07/09/2019
I, You, We
I often see couples that have lost connection with each other, or failed to find it. Couples with unshared concerns and hidden grudges, that grow inside and surface as ugly monsters destroying everything in their path. Couples that go through disconnection and crushed dreams. Couples, that suffer together, or one by one infertility, trying to share the pain, not to severe the ties to each other, and not to give in to disappointment. Couples, that experience loss, and do not know if they are strong enough to choose life.
The scripts for pain in relationship are endless. Each kind of pain has its story and its own script. Entangled knot with many threads, fragments, connections, events, words, people, conditions, fantasies, disappointments, fears, hopes, all together or separately.
I believe that only allowing ourselves to survive pain we can come to transformation, together or separately, slowly and carefully. But to suffer the pain is necessary, so that you could surface on the other side – stronger, bolder smarter and kinder. Otherwise the pain grows inside, it does not disappear, does not go away, only transforms into sickness, or surfaces shielded by fear and anxiety. And I am nearby, sometimes supporting silently or with words.

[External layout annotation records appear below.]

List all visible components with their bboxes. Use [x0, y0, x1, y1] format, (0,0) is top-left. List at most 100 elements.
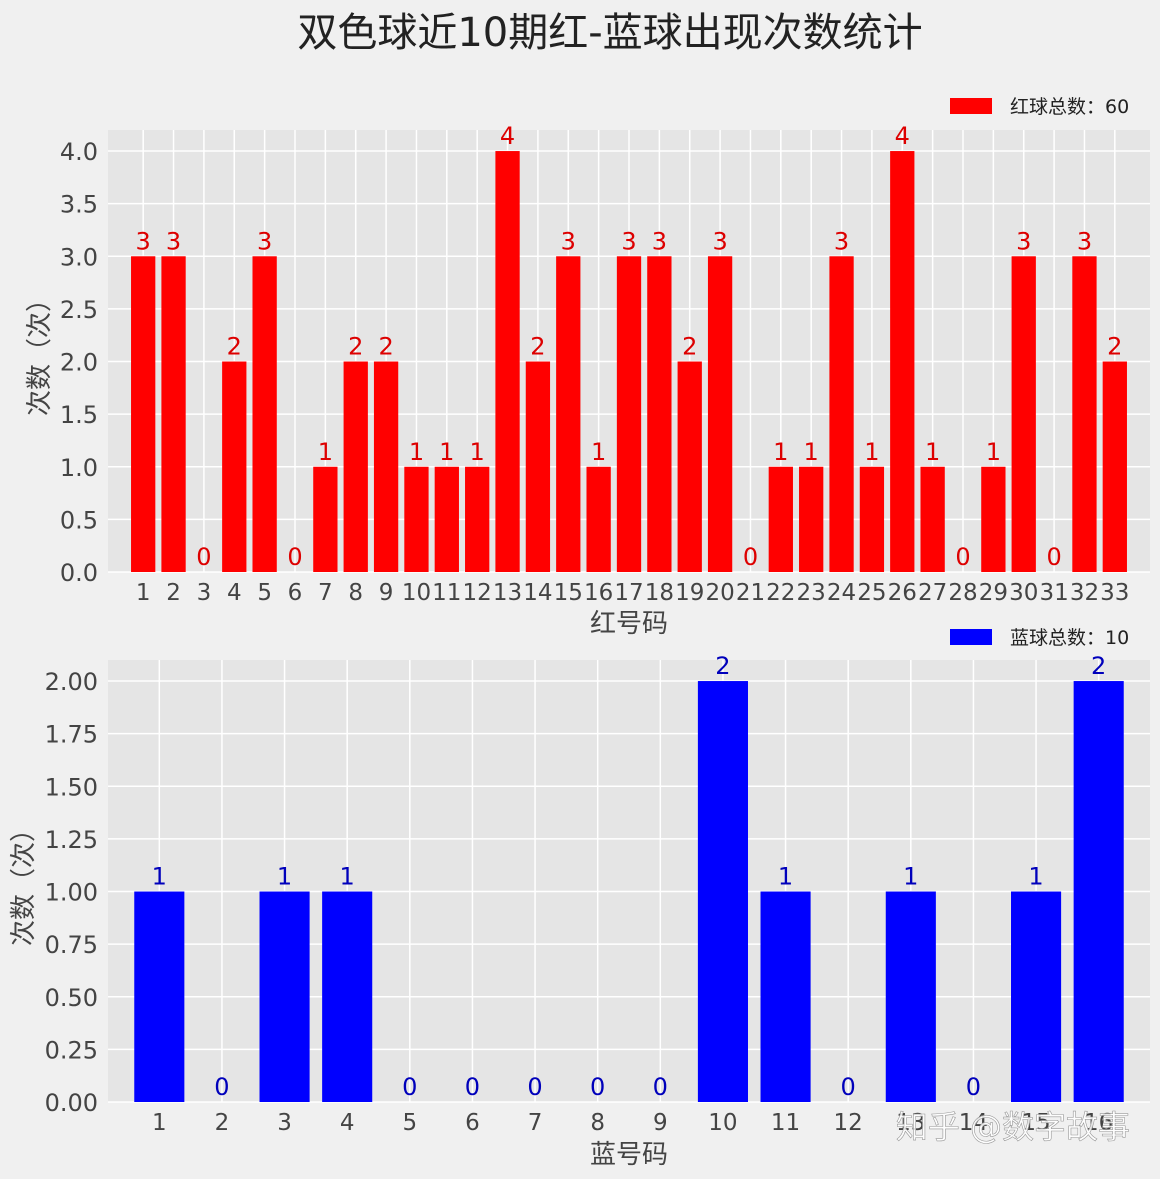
red-x-tick-label: 27	[918, 580, 947, 606]
red-y-axis-label: 次数（次）	[25, 286, 55, 416]
blue-bar	[760, 891, 811, 1102]
blue-y-tick-label: 1.75	[45, 721, 98, 749]
blue-data-label: 0	[527, 1073, 542, 1101]
blue-x-tick-label: 12	[834, 1110, 863, 1136]
red-x-tick-label: 18	[645, 580, 674, 606]
blue-data-label: 2	[715, 652, 730, 680]
blue-data-label: 1	[1028, 863, 1043, 891]
blue-data-label: 1	[778, 863, 793, 891]
red-data-label: 1	[925, 438, 940, 466]
red-x-tick-label: 28	[948, 580, 977, 606]
red-bar	[495, 151, 520, 573]
red-bar	[1072, 256, 1097, 572]
blue-x-tick-label: 8	[590, 1110, 605, 1136]
blue-x-tick-label: 10	[708, 1110, 737, 1136]
red-bar	[981, 466, 1006, 572]
red-data-label: 2	[348, 333, 363, 361]
blue-bar	[697, 681, 748, 1102]
red-data-label: 1	[470, 438, 485, 466]
red-bar	[829, 256, 854, 572]
red-bar	[768, 466, 793, 572]
red-data-label: 2	[530, 333, 545, 361]
red-bar	[920, 466, 945, 572]
red-x-tick-label: 14	[523, 580, 552, 606]
red-bar	[707, 256, 733, 572]
red-bar	[404, 466, 429, 572]
red-data-label: 3	[1016, 227, 1031, 255]
red-data-label: 0	[1046, 543, 1061, 571]
red-bar	[313, 466, 338, 572]
red-data-label: 1	[804, 438, 819, 466]
red-x-tick-label: 20	[705, 580, 734, 606]
red-x-tick-label: 1	[136, 580, 151, 606]
red-bar	[647, 256, 672, 572]
red-data-label: 1	[409, 438, 424, 466]
red-data-label: 3	[621, 227, 636, 255]
red-data-label: 3	[652, 227, 667, 255]
blue-data-label: 2	[1091, 652, 1106, 680]
red-x-tick-label: 5	[257, 580, 272, 606]
red-data-label: 0	[955, 543, 970, 571]
red-x-tick-label: 8	[348, 580, 363, 606]
blue-data-label: 1	[903, 863, 918, 891]
red-data-label: 1	[986, 438, 1001, 466]
blue-x-tick-label: 1	[152, 1110, 167, 1136]
red-x-tick-label: 30	[1009, 580, 1038, 606]
red-x-tick-label: 31	[1039, 580, 1068, 606]
blue-bar	[885, 891, 936, 1102]
red-bar	[161, 256, 186, 572]
blue-bar	[1073, 681, 1124, 1102]
blue-x-tick-label: 14	[959, 1110, 988, 1136]
red-x-tick-label: 16	[584, 580, 613, 606]
blue-x-tick-label: 11	[771, 1110, 800, 1136]
red-data-label: 1	[318, 438, 333, 466]
blue-x-tick-label: 5	[402, 1110, 417, 1136]
blue-data-label: 1	[340, 863, 355, 891]
red-x-tick-label: 19	[675, 580, 704, 606]
red-bar	[890, 151, 915, 573]
red-data-label: 1	[864, 438, 879, 466]
red-bar	[556, 256, 581, 572]
blue-data-label: 0	[653, 1073, 668, 1101]
red-data-label: 0	[743, 543, 758, 571]
red-bar	[434, 466, 459, 572]
red-x-tick-label: 17	[614, 580, 643, 606]
red-bar	[131, 256, 156, 572]
blue-x-tick-label: 13	[896, 1110, 925, 1136]
blue-data-label: 1	[277, 863, 292, 891]
red-bar	[586, 466, 611, 572]
red-x-tick-label: 13	[493, 580, 522, 606]
figure-title: 双色球近10期红-蓝球出现次数统计	[297, 10, 922, 56]
red-x-tick-label: 6	[288, 580, 303, 606]
blue-x-tick-label: 4	[340, 1110, 355, 1136]
blue-bar	[1011, 891, 1062, 1102]
red-data-label: 1	[439, 438, 454, 466]
red-data-label: 3	[257, 227, 272, 255]
red-bar	[252, 256, 277, 572]
red-bar	[859, 466, 885, 572]
blue-y-tick-label: 1.50	[45, 773, 98, 801]
red-data-label: 4	[895, 122, 910, 150]
blue-bar	[134, 891, 185, 1102]
red-x-tick-label: 4	[227, 580, 242, 606]
blue-y-tick-label: 0.25	[45, 1036, 98, 1064]
red-data-label: 1	[773, 438, 788, 466]
red-legend-label: 红球总数：60	[1010, 96, 1129, 118]
red-y-tick-label: 0.5	[60, 506, 98, 534]
red-y-tick-label: 3.0	[60, 243, 98, 271]
red-bar	[1011, 256, 1036, 572]
red-data-label: 3	[561, 227, 576, 255]
blue-y-tick-label: 2.00	[45, 668, 98, 696]
blue-x-tick-label: 2	[215, 1110, 230, 1136]
red-x-tick-label: 22	[766, 580, 795, 606]
red-x-tick-label: 2	[166, 580, 181, 606]
red-y-tick-label: 1.5	[60, 401, 98, 429]
red-data-label: 3	[712, 227, 727, 255]
red-bar	[525, 361, 551, 572]
red-x-tick-label: 12	[463, 580, 492, 606]
red-y-tick-label: 4.0	[60, 138, 98, 166]
red-x-tick-label: 10	[402, 580, 431, 606]
blue-legend-label: 蓝球总数：10	[1010, 627, 1129, 649]
red-x-tick-label: 9	[379, 580, 394, 606]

In the beginning I am trying to put the parts together, get the idea, understand the heart of the problem. I ask a lot of questions. Some things need to be untangled, some things connected. Sometimes, invisible has to be seen and unsaid to be heard. It helps to recreate the big picture - stretching wide and deep beyond the frame, with all the details and participants of the events, the ones that were in the picture recently or a while ago, those alive, or who have departed but will have the meaning for us outside of real time and space. In the inner reality, which surfaces and creates our real personal story independently and together, forming what we call relationship.
I often start my work with a couple with a question: did you come to “marry” or “divorce”? And, sometimes, it is a help in understanding what they need is what required from me.

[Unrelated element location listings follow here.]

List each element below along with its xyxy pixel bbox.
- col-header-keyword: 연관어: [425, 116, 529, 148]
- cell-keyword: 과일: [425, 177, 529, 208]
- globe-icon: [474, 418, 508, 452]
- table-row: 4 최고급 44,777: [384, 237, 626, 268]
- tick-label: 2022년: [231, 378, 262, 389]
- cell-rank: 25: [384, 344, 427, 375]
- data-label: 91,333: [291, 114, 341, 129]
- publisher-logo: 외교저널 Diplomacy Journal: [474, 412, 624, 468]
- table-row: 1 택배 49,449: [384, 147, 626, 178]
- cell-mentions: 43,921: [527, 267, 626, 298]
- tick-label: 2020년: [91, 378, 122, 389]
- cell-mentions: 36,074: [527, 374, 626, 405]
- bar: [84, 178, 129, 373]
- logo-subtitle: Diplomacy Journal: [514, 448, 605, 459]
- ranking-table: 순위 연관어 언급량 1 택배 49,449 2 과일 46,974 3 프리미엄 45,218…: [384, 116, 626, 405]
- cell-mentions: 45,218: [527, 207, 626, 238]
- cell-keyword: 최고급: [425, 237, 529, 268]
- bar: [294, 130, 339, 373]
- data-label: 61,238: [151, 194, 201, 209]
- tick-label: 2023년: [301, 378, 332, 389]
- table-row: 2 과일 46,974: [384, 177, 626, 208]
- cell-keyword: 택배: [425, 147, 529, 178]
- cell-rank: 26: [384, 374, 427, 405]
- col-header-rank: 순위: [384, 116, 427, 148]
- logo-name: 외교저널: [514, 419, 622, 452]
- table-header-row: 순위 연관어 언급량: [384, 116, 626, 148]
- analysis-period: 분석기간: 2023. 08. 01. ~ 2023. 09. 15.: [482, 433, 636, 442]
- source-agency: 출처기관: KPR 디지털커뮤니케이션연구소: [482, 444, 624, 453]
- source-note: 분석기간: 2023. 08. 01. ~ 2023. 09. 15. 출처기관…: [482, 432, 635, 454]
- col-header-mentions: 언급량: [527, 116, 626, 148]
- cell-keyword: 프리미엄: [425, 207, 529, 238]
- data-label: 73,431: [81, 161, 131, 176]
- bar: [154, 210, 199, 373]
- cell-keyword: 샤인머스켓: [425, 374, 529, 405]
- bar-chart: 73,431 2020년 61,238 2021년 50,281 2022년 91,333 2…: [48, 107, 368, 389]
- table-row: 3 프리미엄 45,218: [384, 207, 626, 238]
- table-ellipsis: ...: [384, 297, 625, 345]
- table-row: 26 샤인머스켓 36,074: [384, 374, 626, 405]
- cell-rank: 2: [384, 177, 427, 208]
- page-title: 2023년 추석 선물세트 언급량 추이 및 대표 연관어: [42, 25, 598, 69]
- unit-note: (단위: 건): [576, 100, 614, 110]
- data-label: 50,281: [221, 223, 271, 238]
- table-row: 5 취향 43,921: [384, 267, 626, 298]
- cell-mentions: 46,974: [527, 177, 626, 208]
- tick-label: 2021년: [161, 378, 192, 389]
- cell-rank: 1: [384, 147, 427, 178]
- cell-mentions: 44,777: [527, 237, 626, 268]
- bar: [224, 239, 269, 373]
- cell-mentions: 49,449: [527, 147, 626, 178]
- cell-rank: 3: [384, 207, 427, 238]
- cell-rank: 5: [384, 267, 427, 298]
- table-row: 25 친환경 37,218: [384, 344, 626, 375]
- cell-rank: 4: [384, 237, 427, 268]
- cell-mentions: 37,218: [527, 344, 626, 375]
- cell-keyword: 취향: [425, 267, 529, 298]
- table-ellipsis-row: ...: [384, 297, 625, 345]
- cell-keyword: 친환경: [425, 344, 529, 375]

Relations can be painful, or vice versa fill with energy, offer support and security, confidence and happiness and serve as a platform for personal growth of each partner, and as a couple together.
For me it is important to find what is hidden inside. Find the key to the place where few have access. In the very spot that all of us have before we build defence, where we are vulnerable and sincere at the same time. I need to do this for each partner. In the inner personal context. I am trying to be perfectly honest and careful.
What is Relationship? Why do we need them? What is intimacy and why are we trying to achieve it in relations?
It is important to see and understand the personal needs of each individual, in order to get the true meaning of TOGETHER, where there is a room for each partner at the same time and one by one, taking in consideration the needs and priorities, and understanding the values of each person, and the other partner.
Relationship is a complicated dance, where each partner takes turns leading and following the steps, finding the delicate balance between I, You and We.